I've seen the poster/cover art for this flick all over the place - a typically unsubtle image of a man's deforming, agonised face expelling thick, white gunge from every hole ... so, pretty cool then. Annoyingly, that never really happens in the entire movie, which is suggested to be a gory horror, but it's decidedly not.
In fact it's got quite a decent budget behind it for this kind of flick - replete with sequences in studios, supermarkets, abandoned towns, private jets and so on - but it's all utterly wasted on a dreadfully unfocussed script which is machine-gunned with plot holes ... a problem only exacerbated by further machine-gunning to any shred of plot consistency in the edit.
The flick leaps from one sequence to another with sudden gear changes, the appearance of entirely excised scenes, and knocks to simple logic or common sense.
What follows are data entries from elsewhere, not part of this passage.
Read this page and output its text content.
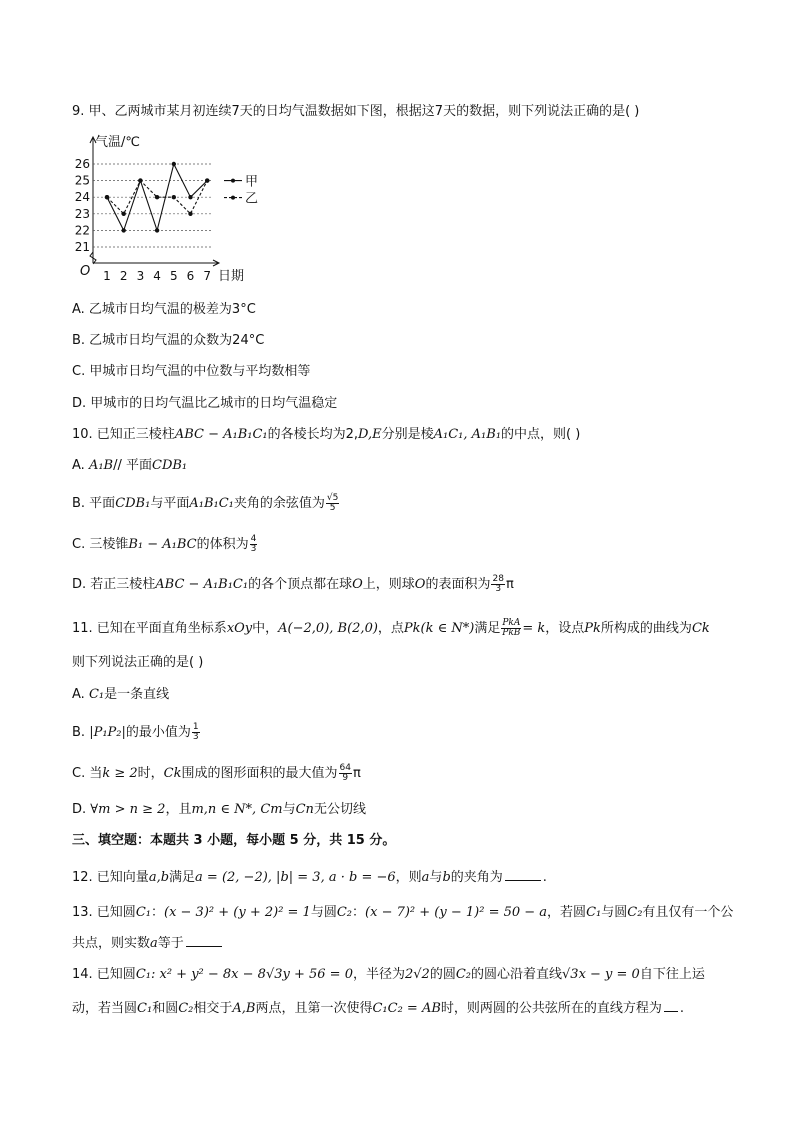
9. 甲、乙两城市某月初连续7天的日均气温数据如下图，根据这7天的数据，则下列说法正确的是( )
气温/℃
日期
O
21
22
23
24
25
26
1 2 3 4 5 6 7
甲
乙
A. 乙城市日均气温的极差为3°C
B. 乙城市日均气温的众数为24°C
C. 甲城市日均气温的中位数与平均数相等
D. 甲城市的日均气温比乙城市的日均气温稳定
10. 已知正三棱柱ABC − A₁B₁C₁的各棱长均为2,D,E分别是棱A₁C₁, A₁B₁的中点，则( )
A. A₁B// 平面CDB₁
B. 平面CDB₁与平面A₁B₁C₁夹角的余弦值为 $\frac{√5}{5}$
C. 三棱锥B₁ − A₁BC的体积为 $\frac{4}{3}$
D. 若正三棱柱ABC − A₁B₁C₁的各个顶点都在球O上，则球O的表面积为 $\frac{28}{3}$ π
11. 已知在平面直角坐标系xOy中，A(−2,0), B(2,0)，点Pk(k ∈ N*)满足 $\frac{\text{PkA}}{\text{PkB}} = k$，设点Pk所构成的曲线为Ck
则下列说法正确的是( )
A. C₁是一条直线
B. |P₁P₂|的最小值为 $\frac{1}{3}$
C. 当k ≥ 2时，Ck围成的图形面积的最大值为 $\frac{64}{9}$ π
D. ∀m > n ≥ 2，且m,n ∈ N*, Cm与Cn无公切线
三、填空题：本题共 3 小题，每小题 5 分，共 15 分。
12. 已知向量a,b满足a = (2, −2), |b| = 3, a · b = −6，则a与b的夹角为	.
13. 已知圆C₁：(x − 3)² + (y + 2)² = 1与圆C₂：(x − 7)² + (y − 1)² = 50 − a，若圆C₁与圆C₂有且仅有一个公
共点，则实数a等于
14. 已知圆C₁: x² + y² − 8x − 8√3y + 56 = 0，半径为2√2的圆C₂的圆心沿着直线√3x − y = 0自下往上运
动，若当圆C₁和圆C₂相交于A,B两点，且第一次使得C₁C₂ = AB时，则两圆的公共弦所在的直线方程为 .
It barely makes a lick of sense, and the opening scene is laughably to-the-point ... perhaps this was intentional, but it seems to take itself too seriously with it's apparent subtext of consumer and capitalist criticism, for any suggestion that it's a spoof or horror comedy to convincingly hold water. Remember how The Happening was called a tongue-in-cheek spoof after it turned out to be rubbish?
This all said, the scale afforded by a seemingly decent budget is impressive - most notably for the inclusion of some lovely visual effects, model work, and whenever large quantities of the thick, gooey "Stuff" gets loose and starts sliding up walls, out windows, bodies, and generally consuming all in its path ... indeed it begins to feel like an homage to The Blob at times.
Furthermore the protagonist - an industrial snoop/saboteur/investigator/blackmailer - gets some entertaining dialogue to chew on, but the rest of the film drowns in the afforementioned gargantuan plot holes and complete lack of screenwriting, directorial, or editorial focus.
It could have been a really good flick if it wasn't for the film's pervasive flaws, which over-ride the things it gets right. A pity. Perhaps it's a movie held in high regard by some fans who came to it in their formative years back when it originally came out - and all the power to them - but I personally didn't dig it. Enough was more than enough, to ham-fistedly parody a particular line of dialogue.